High school student projects have always been an important part of helping teens learn innovation skills, but it’s not every day that the results garner interest from a group devoted to space exploration and the U.S. Department of Defense.
Two teams of students from Milken Community High School finished second in their respective categories while competing in the Conrad Foundation’s Spirit of Innovation Challenge this April at the Johnson Space Center in Houston, Texas, but their projects could still benefit the world one day.
One team, CRM Shielding, developed a design for a radiation shielding material that could bring us closer to traveling to Mars. The other team, Plus Prosthetics, developed a design for memory sensors that would give the users of prosthetics more control over their limbs. Both teams created the necessary business plans to develop and market their products, but did not produce the actual product.
The two teams competed for a first prize of $10,000 that would help them advance in research and development for their projects. The Spirit of Innovation Challenge encourages teens to combine their science, technology, engineering and math skills with creativity and entrepreneurship to develop innovative products and services.
CRM Shielding (Comprehensive Radiation and Micrometeoroid Shielding) took part in the aerospace and aviation division. Its members consist of now-graduated seniors Joshua Rusheen, Jake Davidson, Jonah Schatz and Jonathan Zur and incoming senior Milana Bochkur Dratver.
The team came up with its design after researching the limitations of space exploration. What it found to be of the one of the biggest obstacles was the lack of adequate protection from radiation and tiny meteoroid impacts.
“We started doing research into what we could do to protect against the radiation and the micrometeoroids, and we decided we wanted to create a shielding that could be multipurpose,” Rusheen said. “We wanted to be able to use it on space suits, space stations, space shuttles, rovers, satellites, basically anything that goes into space.”
The result was a multilayered material that was flexible, lightweight and reusable.
Joe Rothenberg, chairman of the advisory and review board of Inspiration Mars, which aims to send humans to Mars, approached the team and informed them that their material could help make a trip to the Red Planet possible by providing protection from solar flares.
Plus Prosthetics set out to find a way to improve prosthetic limbs when team members found that most veterans who have had amputations eventually choose not to use their prosthetics due to the lack of functionality. Plus Prosthetics developed a design for Wi-Fi-enabled pressure sensors that allowed its users to create preset levels of pressure that would allow the users to firmly grasp items without crushing them.
Competing in the health and nutrition division, the team is made up of incoming seniors Eli Patt, Joey Ben-Zvi and Alexander Mosch.
Its project caught the attention of former Department of Defense worker Britt Heisig, who forwarded the provisional patents for the department to review. Regardless of the competition’s rulings, Heisig indicated that he was interested in the team’s technology.

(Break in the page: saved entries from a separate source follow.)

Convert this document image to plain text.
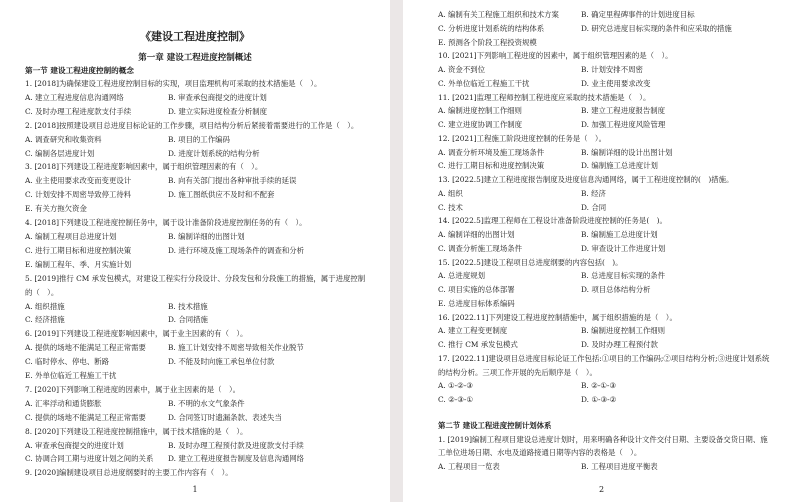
《建设工程进度控制》
第一章 建设工程进度控制概述
第一节 建设工程进度控制的概念
1. [2018]为确保建设工程进度控制目标的实现，项目监理机构可采取的技术措施是（　）。
A. 建立工程进度信息沟通网络	B. 审查承包商提交的进度计划
C. 及时办理工程进度款支付手续	D. 建立实际进度检查分析制度
2. [2018]按照建设项目总进度目标论证的工作步骤，项目结构分析后紧接着需要进行的工作是（　）。
A. 调查研究和收集资料	B. 项目的工作编码
C. 编制各层进度计划	D. 进度计划系统的结构分析
3. [2018]下列建设工程进度影响因素中，属于组织管理因素的有（　）。
A. 业主使用要求改变而变更设计	B. 向有关部门提出各种审批手续的延误
C. 计划安排不周密导致停工待料	D. 施工图纸供应不及时和不配套
E. 有关方拖欠资金
4. [2018]下列建设工程进度控制任务中，属于设计准备阶段进度控制任务的有（　）。
A. 编制工程项目总进度计划	B. 编制详细的出图计划
C. 进行工期目标和进度控制决策	D. 进行环境及施工现场条件的调查和分析
E. 编制工程年、季、月实施计划
5. [2019]推行 CM 承发包模式，对建设工程实行分段设计、分段发包和分段施工的措施，属于进度控制的（　）。
A. 组织措施	B. 技术措施
C. 经济措施	D. 合同措施
6. [2019]下列建设工程进度影响因素中，属于业主因素的有（　）。
A. 提供的场地不能满足工程正常需要	B. 施工计划安排不周密导致相关作业脱节
C. 临时停水、停电、断路	D. 不能及时向施工承包单位付款
E. 外单位临近工程施工干扰
7. [2020]下列影响工程进度的因素中，属于业主因素的是（　）。
A. 汇率浮动和通货膨胀	B. 不明的水文气象条件
C. 提供的场地不能满足工程正常需要	D. 合同签订时遗漏条款、表述失当
8. [2020]下列建设工程进度控制措施中，属于技术措施的是（　）。
A. 审查承包商提交的进度计划	B. 及时办理工程预付款及进度款支付手续
C. 协调合同工期与进度计划之间的关系	D. 建立工程进度报告制度及信息沟通网络
9. [2020]编制建设项目总进度纲要时的主要工作内容有（　）。
1
A. 编制有关工程施工组织和技术方案	B. 确定里程碑事件的计划进度目标
C. 分析进度计划系统的结构体系	D. 研究总进度目标实现的条件和应采取的措施
E. 预测各个阶段工程投资规模
10. [2021]下列影响工程进度的因素中，属于组织管理因素的是（　）。
A. 资金不到位	B. 计划安排不周密
C. 外单位临近工程施工干扰	D. 业主使用要求改变
11. [2021]监理工程师控制工程进度应采取的技术措施是（　）。
A. 编制进度控制工作细则	B. 建立工程进度报告制度
C. 建立进度协调工作制度	D. 加强工程进度风险管理
12. [2021]工程施工阶段进度控制的任务是（　）。
A. 调查分析环境及施工现场条件	B. 编制详细的设计出图计划
C. 进行工期目标和进度控制决策	D. 编制施工总进度计划
13. [2022.5]建立工程进度报告制度及进度信息沟通网络，属于工程进度控制的(　)措施。
A. 组织	B. 经济
C. 技术	D. 合同
14. [2022.5]监理工程师在工程设计准备阶段进度控制的任务是(　)。
A. 编制详细的出图计划	B. 编制施工总进度计划
C. 调查分析施工现场条件	D. 审查设计工作进度计划
15. [2022.5]建设工程项目总进度纲要的内容包括(　)。
A. 总进度规划	B. 总进度目标实现的条件
C. 项目实施的总体部署	D. 项目总体结构分析
E. 总进度目标体系编码
16. [2022.11]下列建设工程进度控制措施中，属于组织措施的是（　）。
A. 建立工程变更制度	B. 编制进度控制工作细则
C. 推行 CM 承发包模式	D. 及时办理工程预付款
17. [2022.11]建设项目总进度目标论证工作包括:①项目的工作编码;②项目结构分析;③进度计划系统的结构分析。三项工作开展的先后顺序是（　）。
A. ①-②-③	B. ②-①-③
C. ②-③-①	D. ①-③-②
第二节 建设工程进度控制计划体系
1. [2019]编制工程项目建设总进度计划时，用来明确各种设计文件交付日期、主要设备交货日期、施工单位进场日期、水电及道路接通日期等内容的表格是（　）。
A. 工程项目一览表	B. 工程项目进度平衡表
2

In an e-mail to the team, he wrote, “I believe that this product has enormous potential to make a fundamental difference in how we apply prosthetic solutions to amputees in this country, both in training and daily utilization, as well as in opening the door to an overall superior user experience that may one day make prosthetics use more intuitive through tactile feedback analogs.”
Both teams hold their own provisional patents for their technology, and both teams plan to continue working to advance their products. They have been speaking with private investors as well as looking into government grants to help bring their designs to life.